It has been over a year since my last blogpost. It’s not that I haven’t travelled in the meantime, but none of my travels came anywhere close to my RTW trip in 2015 and I just couldn’t seem to motivate myself to write. So why now? Because I came to Mexico City to meet my friend Laura – 17 month after we met for the first time in Chile during our long term travels. To my advantage she’s settled down in Mexico City a year ago and thus I enjoy having a most enthusiastic tourguide.
Mexico City is said to be the most underrated City and indeed it has a lot more to offer than I’d have expected. Although like any other vast City it has a traffic and pollution (and crime) problem, D.F. (as it is referred to by locals, meaning distrito federal) has its charme. Every neighbourhood has its own vibe, e.g. the Colonia del Carmen neighborhood of Coyoacán, where the Casa Azul – the Museo Frida Kahlo – is situated (highly recommend, but book online to skip the line http://www.boletosfridakahlo.org). After that check out the Bazar Artesanal at the Jadin Centenario, have coffee and snacks at Alverre Cafe Bistro (corner of Cuahtémoc and Gomez Farias) and a sundowner beer at Mezcalero (Caballocalco btw. Francisco Ortega and Higuera).
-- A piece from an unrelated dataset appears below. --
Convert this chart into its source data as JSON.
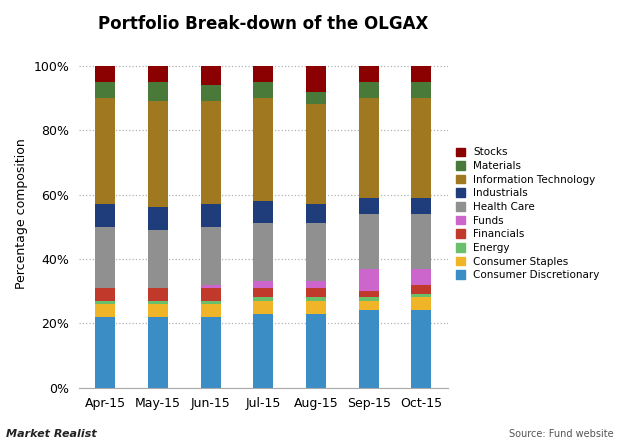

While in Mexico City a visit of the ancient Mesoamerican City of Teotihuacan is a must. It is located 40 kilometres northeast of Mexico City, 1h by bus from the Terminal del Norte. The site boasts of many of the most architecturally significant Mesoamerican pyramids built in the pre-Columbian Americas. Its vastness and beauty is best captured from the top of the pyramid of the sun.
As Laura and I are both foodies I’ve been lucky enough to eat myself through some local mexican delicacies. While some are not new to me, such as Guacamole (though it tastes a lot better here, especially with a cactus formed taco…), or Empanadas and Tortillas (though a lot more fun with all the different sauces), others were new, fascinating and delicios, such as:
“Chilaquiles” for desayuno, a rich dish made from fried and marinated corn tortilla triangles with meat, e.g pulled chicken, and covered with red or green salsa or mole sauce. It is commonly garnished with crema, shredded cheese and raw onion rings. Accompanied by a pot of café de olla – coffee simmered with cinnamon, sugar, and other spice – you’ll be really stuffed but happy…
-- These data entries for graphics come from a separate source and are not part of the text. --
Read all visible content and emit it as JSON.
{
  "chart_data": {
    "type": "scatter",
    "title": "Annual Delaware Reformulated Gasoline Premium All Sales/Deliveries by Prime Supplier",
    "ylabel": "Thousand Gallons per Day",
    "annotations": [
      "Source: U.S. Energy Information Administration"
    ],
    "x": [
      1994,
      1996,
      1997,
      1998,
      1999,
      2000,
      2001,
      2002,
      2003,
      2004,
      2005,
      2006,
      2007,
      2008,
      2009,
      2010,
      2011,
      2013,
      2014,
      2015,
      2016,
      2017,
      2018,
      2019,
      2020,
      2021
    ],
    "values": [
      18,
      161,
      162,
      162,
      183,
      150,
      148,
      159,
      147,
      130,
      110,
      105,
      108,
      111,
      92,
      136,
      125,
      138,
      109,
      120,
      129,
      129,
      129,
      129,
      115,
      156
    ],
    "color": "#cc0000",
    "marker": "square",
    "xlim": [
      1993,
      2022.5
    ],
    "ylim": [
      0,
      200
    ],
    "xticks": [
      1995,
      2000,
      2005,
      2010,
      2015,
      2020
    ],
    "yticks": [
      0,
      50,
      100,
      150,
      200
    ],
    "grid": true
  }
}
One of the many street food options is “Elote“, roasted corn on the cob spread with loads of mayonnaise, rolled in grated cheese with a little (or a lot) of cayenne on top… not a very light option, but very delicious.
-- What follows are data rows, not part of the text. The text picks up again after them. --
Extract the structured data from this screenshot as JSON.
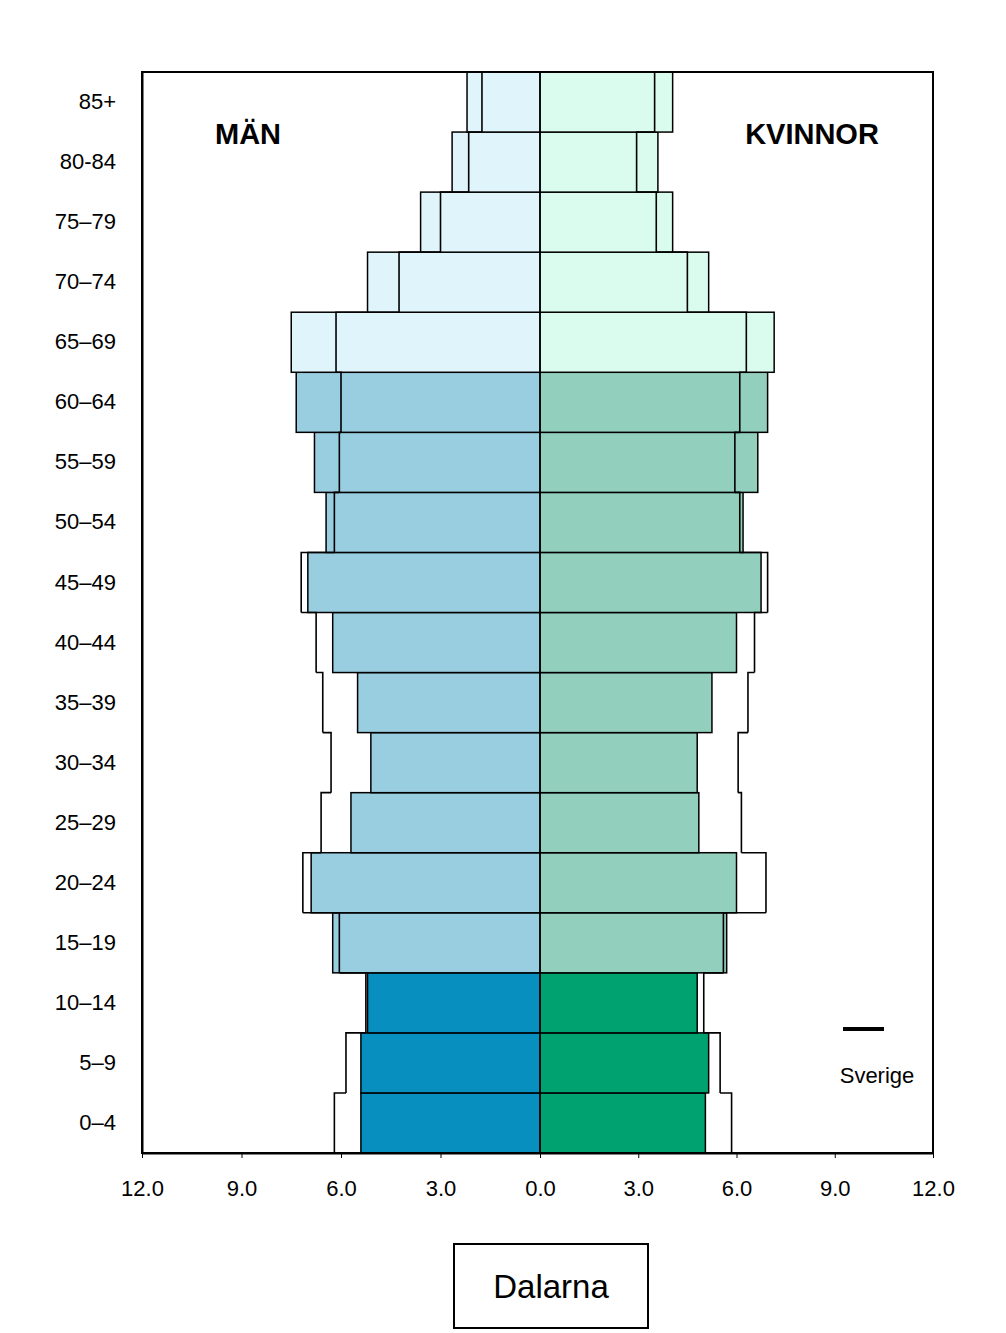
{
  "chart_data": [
    {
      "type": "bar",
      "orientation": "horizontal",
      "title": "Dalarna",
      "subtitle": "MÄN",
      "categories": [
        "0–4",
        "5–9",
        "10–14",
        "15–19",
        "20–24",
        "25–29",
        "30–34",
        "35–39",
        "40–44",
        "45–49",
        "50–54",
        "55–59",
        "60–64",
        "65–69",
        "70–74",
        "75–79",
        "80-84",
        "85+"
      ],
      "xlim": [
        12,
        0
      ],
      "xticks": [
        {
          "value": 12,
          "label": "12.0"
        },
        {
          "value": 9,
          "label": "9.0"
        },
        {
          "value": 6,
          "label": "6.0"
        },
        {
          "value": 3,
          "label": "3.0"
        }
      ],
      "tick_labels": true,
      "series": [
        {
          "type": "bar",
          "values": [
            5.4,
            5.4,
            5.2,
            6.25,
            6.9,
            5.7,
            5.1,
            5.5,
            6.25,
            7.0,
            6.45,
            6.8,
            7.35,
            7.5,
            5.2,
            3.6,
            2.65,
            2.2
          ],
          "colors": [
            "#068fbf",
            "#068fbf",
            "#068fbf",
            "#99cde0",
            "#99cde0",
            "#99cde0",
            "#99cde0",
            "#99cde0",
            "#99cde0",
            "#99cde0",
            "#99cde0",
            "#99cde0",
            "#99cde0",
            "#e0f5fb",
            "#e0f5fb",
            "#e0f5fb",
            "#e0f5fb",
            "#e0f5fb"
          ]
        },
        {
          "type": "step",
          "color": "#000000",
          "values": [
            6.2,
            5.85,
            5.25,
            6.05,
            7.15,
            6.6,
            6.3,
            6.55,
            6.75,
            7.2,
            6.2,
            6.05,
            6.0,
            6.15,
            4.25,
            3.0,
            2.15,
            1.75
          ]
        }
      ]
    },
    {
      "type": "bar",
      "orientation": "horizontal",
      "subtitle": "KVINNOR",
      "categories": [
        "0–4",
        "5–9",
        "10–14",
        "15–19",
        "20–24",
        "25–29",
        "30–34",
        "35–39",
        "40–44",
        "45–49",
        "50–54",
        "55–59",
        "60–64",
        "65–69",
        "70–74",
        "75–79",
        "80-84",
        "85+"
      ],
      "xlim": [
        0,
        12
      ],
      "xticks": [
        {
          "value": 0,
          "label": "0.0"
        },
        {
          "value": 3,
          "label": "3.0"
        },
        {
          "value": 6,
          "label": "6.0"
        },
        {
          "value": 9,
          "label": "9.0"
        },
        {
          "value": 12,
          "label": "12.0"
        }
      ],
      "tick_labels": "x",
      "legend": "lower right",
      "series": [
        {
          "type": "bar",
          "values": [
            5.05,
            5.15,
            4.8,
            5.7,
            6.0,
            4.85,
            4.8,
            5.25,
            6.0,
            6.75,
            6.2,
            6.65,
            6.95,
            7.15,
            5.15,
            4.05,
            3.6,
            4.05
          ],
          "colors": [
            "#00a36f",
            "#00a36f",
            "#00a36f",
            "#92cfbc",
            "#92cfbc",
            "#92cfbc",
            "#92cfbc",
            "#92cfbc",
            "#92cfbc",
            "#92cfbc",
            "#92cfbc",
            "#92cfbc",
            "#92cfbc",
            "#dafcef",
            "#dafcef",
            "#dafcef",
            "#dafcef",
            "#dafcef"
          ]
        },
        {
          "type": "step",
          "name": "Sverige",
          "color": "#000000",
          "values": [
            5.85,
            5.5,
            5.0,
            5.6,
            6.9,
            6.15,
            6.05,
            6.35,
            6.55,
            6.95,
            6.1,
            5.95,
            6.1,
            6.3,
            4.5,
            3.55,
            2.95,
            3.5
          ]
        }
      ]
    }
  ]
}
As for soup there’s “Pozole“, a traditional soup or made from hominy, with meat and seasoned and garnished with shredded cabbage, chile peppers, onion, garlic, radishes, avocado, salsa and limes and topped with fried tortilla triangles.
My favourite though was “Chile en Nogada“, a seasonal dish translating to “chilies in walnut sauce”. This dish is traditionally served in the month of September – its red, white and green colors mimic the Mexican flag, these colours being present everywhere during independence month! Itis made of a large green poblada chili (not spicy) filled with picadillo (a mixture of shredded meat, aromatics, fruits and spices) topped with a walnut-based cream sauce and pomegranate seeds… yummy!
P.S. The title of this blogpost is also the title of a hideous song written for the Football World Cup in Mexico in 1986 and sung by the German National Team. It is still quite known in Germany. Hilarious.